I have several data related questions I am hoping to get answers to. I have a 4-week intervention (no control group) and all participants are given and pre and post test assessment consisting of two highly reliable, valid, and correlated measures (BAI and BDI). Here are the questions I am trying to answer:

  1. Is the observed difference in BAI / BDI scores between pre and post tests significant?
  2. Is the observed difference in BAI / BDI scores between pre and post test due to chance or my 4-week intervention?
  3. Does the number of sessions attended have an impact on the change between pre and post test scores (e.g. is there a magic # of weeks to attend, do only those who complete all 4 get significant change, etc.)

    (Note: I'm not sure this one is answerable from data but thought it wouldn't hurt to ask on here)

  4. Is there a way to tell if EXTENDING the intervention from 4 to 6 weeks would have an impact of improving post test scores?
  • $\begingroup$ You have no placebo, no control group, the number of sessions attended may be correlated with significant individual traits (dropout NOT at random)... You are going to have some hard time persuading folks that your anxiety/depression treatment works, and if it does this is not just because of Hawthorne effect... $\endgroup$ Commented Mar 29, 2013 at 19:28

1 Answer 1


1: This looks like a task for a paired t-test (assuming either normality or a big enough sample size). Note: this will compare the means. For investigating the probability that post is bigger than pre (depending on your needs, this may be a more relevant measure), you could try a probabilistic index model.

2: Since you don't have a control group, there's no telling whether your intervention had anything to do with the differences. At most, through Q3: if "more treatment" means better results, this may be indicative.

3: Create dummy variables representing number of sessions >0, >1, >2 and >3 (I'm assuming 1 session per week here). Now build a regression model having the differences as outcome and the dummies as covariates.

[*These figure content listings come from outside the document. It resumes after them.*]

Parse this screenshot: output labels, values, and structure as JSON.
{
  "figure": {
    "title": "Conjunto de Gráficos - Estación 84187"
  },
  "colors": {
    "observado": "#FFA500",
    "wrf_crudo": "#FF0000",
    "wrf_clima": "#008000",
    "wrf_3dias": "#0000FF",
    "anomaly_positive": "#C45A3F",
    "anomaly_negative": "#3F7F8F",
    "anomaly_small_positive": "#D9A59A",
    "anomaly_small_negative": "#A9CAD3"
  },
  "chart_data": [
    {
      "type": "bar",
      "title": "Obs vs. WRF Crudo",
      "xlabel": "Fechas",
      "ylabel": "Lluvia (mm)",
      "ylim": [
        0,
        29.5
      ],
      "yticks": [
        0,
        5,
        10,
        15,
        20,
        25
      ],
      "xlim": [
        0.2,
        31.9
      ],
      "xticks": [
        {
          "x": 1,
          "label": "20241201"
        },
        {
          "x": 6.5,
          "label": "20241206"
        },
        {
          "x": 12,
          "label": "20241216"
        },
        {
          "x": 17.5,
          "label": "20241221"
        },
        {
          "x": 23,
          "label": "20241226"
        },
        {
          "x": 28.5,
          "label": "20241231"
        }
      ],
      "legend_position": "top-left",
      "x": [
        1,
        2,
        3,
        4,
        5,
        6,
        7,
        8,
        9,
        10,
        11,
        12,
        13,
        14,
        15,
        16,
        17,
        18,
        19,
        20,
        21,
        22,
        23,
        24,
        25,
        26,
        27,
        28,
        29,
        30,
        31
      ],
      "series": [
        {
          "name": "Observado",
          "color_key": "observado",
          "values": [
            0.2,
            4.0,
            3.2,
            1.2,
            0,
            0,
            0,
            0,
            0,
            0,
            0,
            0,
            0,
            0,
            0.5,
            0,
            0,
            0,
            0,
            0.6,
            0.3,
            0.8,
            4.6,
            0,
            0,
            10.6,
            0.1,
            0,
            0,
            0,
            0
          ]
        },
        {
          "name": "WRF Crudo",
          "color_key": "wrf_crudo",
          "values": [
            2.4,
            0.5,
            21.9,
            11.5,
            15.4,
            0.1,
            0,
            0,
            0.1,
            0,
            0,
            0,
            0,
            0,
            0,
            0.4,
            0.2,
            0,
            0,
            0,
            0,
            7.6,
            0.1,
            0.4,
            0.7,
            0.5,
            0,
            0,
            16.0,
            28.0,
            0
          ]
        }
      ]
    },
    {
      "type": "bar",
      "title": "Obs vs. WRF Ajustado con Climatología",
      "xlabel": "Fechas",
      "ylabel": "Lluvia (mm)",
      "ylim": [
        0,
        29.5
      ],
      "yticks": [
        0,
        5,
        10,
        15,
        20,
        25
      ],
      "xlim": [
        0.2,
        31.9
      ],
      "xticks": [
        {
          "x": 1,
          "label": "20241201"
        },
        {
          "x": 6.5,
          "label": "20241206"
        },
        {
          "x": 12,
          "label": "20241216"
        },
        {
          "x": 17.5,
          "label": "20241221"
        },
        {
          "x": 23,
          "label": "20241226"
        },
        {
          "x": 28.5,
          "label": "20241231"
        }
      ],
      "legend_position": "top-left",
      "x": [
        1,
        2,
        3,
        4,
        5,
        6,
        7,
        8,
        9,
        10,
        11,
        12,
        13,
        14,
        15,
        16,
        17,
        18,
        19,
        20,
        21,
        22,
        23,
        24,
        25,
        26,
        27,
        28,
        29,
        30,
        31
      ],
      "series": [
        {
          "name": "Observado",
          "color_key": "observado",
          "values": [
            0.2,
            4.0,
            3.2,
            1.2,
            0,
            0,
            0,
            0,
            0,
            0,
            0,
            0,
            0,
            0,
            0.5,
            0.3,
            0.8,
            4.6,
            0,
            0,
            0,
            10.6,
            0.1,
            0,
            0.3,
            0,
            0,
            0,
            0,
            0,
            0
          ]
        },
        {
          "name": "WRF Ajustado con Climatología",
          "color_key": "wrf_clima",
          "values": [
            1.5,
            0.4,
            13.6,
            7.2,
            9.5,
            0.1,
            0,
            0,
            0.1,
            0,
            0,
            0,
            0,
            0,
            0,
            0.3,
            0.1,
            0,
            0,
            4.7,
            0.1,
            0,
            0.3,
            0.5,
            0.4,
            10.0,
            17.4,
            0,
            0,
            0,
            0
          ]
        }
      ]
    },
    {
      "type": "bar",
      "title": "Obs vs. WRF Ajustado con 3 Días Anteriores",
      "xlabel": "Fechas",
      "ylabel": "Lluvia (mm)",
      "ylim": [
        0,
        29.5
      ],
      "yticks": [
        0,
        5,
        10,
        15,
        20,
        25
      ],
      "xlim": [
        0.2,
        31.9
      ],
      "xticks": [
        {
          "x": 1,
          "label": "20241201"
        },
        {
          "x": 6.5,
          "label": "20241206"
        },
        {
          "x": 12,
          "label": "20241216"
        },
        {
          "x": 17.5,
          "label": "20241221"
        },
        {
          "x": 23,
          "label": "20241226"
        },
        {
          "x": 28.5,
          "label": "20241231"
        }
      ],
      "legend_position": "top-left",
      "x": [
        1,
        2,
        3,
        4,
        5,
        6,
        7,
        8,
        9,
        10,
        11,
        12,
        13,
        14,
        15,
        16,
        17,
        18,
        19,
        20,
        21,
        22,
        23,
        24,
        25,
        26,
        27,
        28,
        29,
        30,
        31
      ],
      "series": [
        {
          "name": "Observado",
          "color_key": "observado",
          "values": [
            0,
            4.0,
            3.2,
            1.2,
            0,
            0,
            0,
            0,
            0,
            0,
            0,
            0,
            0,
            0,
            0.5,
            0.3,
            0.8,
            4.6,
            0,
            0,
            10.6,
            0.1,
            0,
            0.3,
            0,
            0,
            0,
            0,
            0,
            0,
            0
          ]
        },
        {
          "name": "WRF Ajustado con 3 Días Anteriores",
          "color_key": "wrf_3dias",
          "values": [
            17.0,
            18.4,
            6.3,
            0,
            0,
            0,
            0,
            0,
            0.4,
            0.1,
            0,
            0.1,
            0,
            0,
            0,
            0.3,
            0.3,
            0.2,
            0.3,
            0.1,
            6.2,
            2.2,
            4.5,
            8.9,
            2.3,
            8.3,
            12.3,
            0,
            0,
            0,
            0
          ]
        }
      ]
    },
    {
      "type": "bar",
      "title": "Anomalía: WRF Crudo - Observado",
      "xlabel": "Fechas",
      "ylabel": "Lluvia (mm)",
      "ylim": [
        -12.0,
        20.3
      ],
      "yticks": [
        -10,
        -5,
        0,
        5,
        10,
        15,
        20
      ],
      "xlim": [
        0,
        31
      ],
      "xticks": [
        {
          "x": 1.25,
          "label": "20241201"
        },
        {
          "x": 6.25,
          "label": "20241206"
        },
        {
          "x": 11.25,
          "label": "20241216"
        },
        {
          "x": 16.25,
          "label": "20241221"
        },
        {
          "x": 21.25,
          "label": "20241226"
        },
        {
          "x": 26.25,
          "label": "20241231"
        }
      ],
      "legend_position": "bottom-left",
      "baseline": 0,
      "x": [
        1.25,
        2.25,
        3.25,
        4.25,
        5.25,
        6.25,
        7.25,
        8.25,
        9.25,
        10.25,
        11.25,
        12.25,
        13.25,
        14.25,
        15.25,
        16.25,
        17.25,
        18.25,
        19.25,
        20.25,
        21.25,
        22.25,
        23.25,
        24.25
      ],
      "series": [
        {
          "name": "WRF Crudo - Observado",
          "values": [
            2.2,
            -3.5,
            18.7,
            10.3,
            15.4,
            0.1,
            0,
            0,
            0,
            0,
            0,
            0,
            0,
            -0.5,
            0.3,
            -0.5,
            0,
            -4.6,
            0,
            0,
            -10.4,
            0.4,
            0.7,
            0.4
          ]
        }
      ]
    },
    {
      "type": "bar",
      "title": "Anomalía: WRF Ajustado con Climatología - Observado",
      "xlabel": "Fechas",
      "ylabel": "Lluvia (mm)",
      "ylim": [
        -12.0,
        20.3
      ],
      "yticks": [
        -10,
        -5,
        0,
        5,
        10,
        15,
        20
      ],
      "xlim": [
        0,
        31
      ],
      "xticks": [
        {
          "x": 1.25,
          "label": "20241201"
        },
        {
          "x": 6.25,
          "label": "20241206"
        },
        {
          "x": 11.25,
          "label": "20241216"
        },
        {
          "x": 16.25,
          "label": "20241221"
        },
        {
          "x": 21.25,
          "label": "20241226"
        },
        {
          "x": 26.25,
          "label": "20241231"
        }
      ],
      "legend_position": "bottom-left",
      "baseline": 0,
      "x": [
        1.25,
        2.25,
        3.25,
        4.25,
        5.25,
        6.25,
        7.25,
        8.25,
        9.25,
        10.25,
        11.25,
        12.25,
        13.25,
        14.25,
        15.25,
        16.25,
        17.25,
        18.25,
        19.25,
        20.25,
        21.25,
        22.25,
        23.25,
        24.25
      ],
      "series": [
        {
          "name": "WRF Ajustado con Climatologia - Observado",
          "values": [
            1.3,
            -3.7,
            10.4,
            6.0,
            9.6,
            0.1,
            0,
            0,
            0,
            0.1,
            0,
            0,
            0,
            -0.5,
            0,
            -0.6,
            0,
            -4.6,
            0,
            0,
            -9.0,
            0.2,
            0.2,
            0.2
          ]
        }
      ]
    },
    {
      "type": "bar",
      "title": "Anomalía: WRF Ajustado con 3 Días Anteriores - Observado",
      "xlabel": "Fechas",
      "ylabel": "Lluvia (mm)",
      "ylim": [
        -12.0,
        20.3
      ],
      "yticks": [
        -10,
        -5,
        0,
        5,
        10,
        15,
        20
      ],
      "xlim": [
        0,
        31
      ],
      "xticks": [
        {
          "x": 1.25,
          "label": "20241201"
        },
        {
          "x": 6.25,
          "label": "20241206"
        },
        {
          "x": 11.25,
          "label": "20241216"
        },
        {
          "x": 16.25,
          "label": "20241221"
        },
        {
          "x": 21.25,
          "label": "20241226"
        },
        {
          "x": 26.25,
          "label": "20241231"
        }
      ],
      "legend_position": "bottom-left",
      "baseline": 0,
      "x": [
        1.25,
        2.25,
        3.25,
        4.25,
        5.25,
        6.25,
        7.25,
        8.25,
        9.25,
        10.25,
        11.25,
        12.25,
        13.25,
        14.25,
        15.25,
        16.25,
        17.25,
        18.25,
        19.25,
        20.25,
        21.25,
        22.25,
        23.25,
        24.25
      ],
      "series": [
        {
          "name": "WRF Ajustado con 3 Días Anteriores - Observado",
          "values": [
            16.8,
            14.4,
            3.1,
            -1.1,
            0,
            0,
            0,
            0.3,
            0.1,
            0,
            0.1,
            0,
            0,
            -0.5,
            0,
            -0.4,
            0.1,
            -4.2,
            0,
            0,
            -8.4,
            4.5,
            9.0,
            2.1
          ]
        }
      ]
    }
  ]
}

4: If you've found anything significant in Q3, then assuming your model is correct and will hold outside of the region investigated (this is a strong assumption), you can try and make statements on that. But look into the rest first. I'm going to be bold and say that you are likely to have not enough data to get solid results...

A final word of warning: you should really apply multiple testing correction (so don't just use the (arbitrary) 5% error levels).